Teoricamente, a China poderia apoiar a economia cripto por este motivo, mas o vício de controlo autocrático do Partido Comunista está no caminho. Não estão preparados para renunciar ao seu próprio controlo interno em troca da perda de controlo para os seus opositores. A China encontra-se numa posição difícil.

Dialéctica: a regulamentação é inovação

Ao contrário dos EUA e da China, a Europa não reivindica ser a potência número 1 no mundo — apesar de ambições realistas. Em geral, a Europa, com os seus 27 Estados-Membros, está habituada a um elevado grau de descentralização. O impulso para consenso descentralizado está no ADN da Europa, tal como o primado da redistribuição. Por isso a tecnologia blockchain e, com ela, a regulamentação MiCA, parecem uma tentativa de emancipar uma aliança que era anteriormente avaliada como lenta.

Os EUA e a Ásia, com a China na liderança, não conseguem explorar plenamente os seus pontos fortes neste momento. Esta “janela de oportunidade” dá à Europa, e em especial à UE, a chance de se tornar líder na crypto-economia. Não é quem inova primeiro, mas quem regula primeiro que cria a possibilidade de uma fixação sustentável da cripto em larga escala e de uma dinâmica inovadora comercial subsequente.

A Europa já lidera quando se trata de bancos abertos à economia cripto ou dispostos a fazer negócios com empresas cripto. Agora, é necessária uma migração vinda do outro lado do Atlântico.
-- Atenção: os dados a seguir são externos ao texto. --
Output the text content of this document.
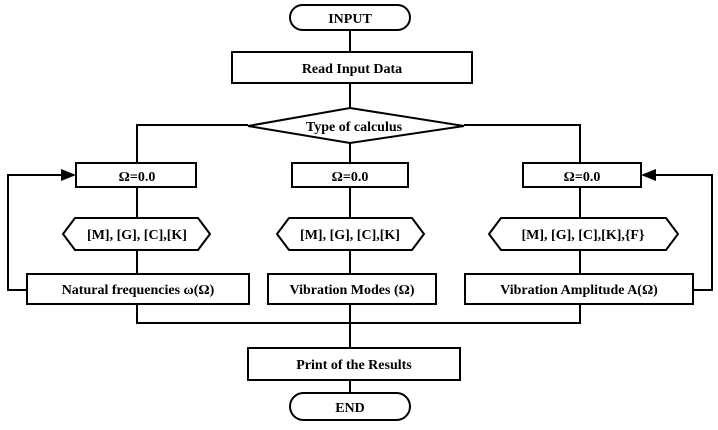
INPUT
Read Input Data
Type of calculus
Ω=0.0
[M], [G], [C],[K]
Natural frequencies ω(Ω)
Ω=0.0
[M], [G], [C],[K]
Vibration Modes (Ω)
Ω=0.0
[M], [G], [C],[K],{F}
Vibration Amplitude A(Ω)
Print of the Results
END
O facto de, entre outros, o emissor de stablecoins Circle ter escolhido Paris como nova sede é um primeiro sinal encorajador.

A inovação não precisa de partir da Europa

Especialmente porque a inovação não precisa surgir apenas localmente. É muito mais importante tornar utilizável a inovação gerada globalmente através da regulamentação local. O desenvolvimento adicional do sector não ocorre numa região específica, mas de forma descentralizada.

Pense-se no ecossistema Ethereum e nos developers que estão distribuídos por todo o mundo. Em termos geográficos, a inovação não precisa necessariamente vir da UE. A UE deve oferecer um enquadramento jurídico para as aplicações descentralizadas e atividades económicas do sector. Se a UE aproveita ou não esta oportunidade é outra questão.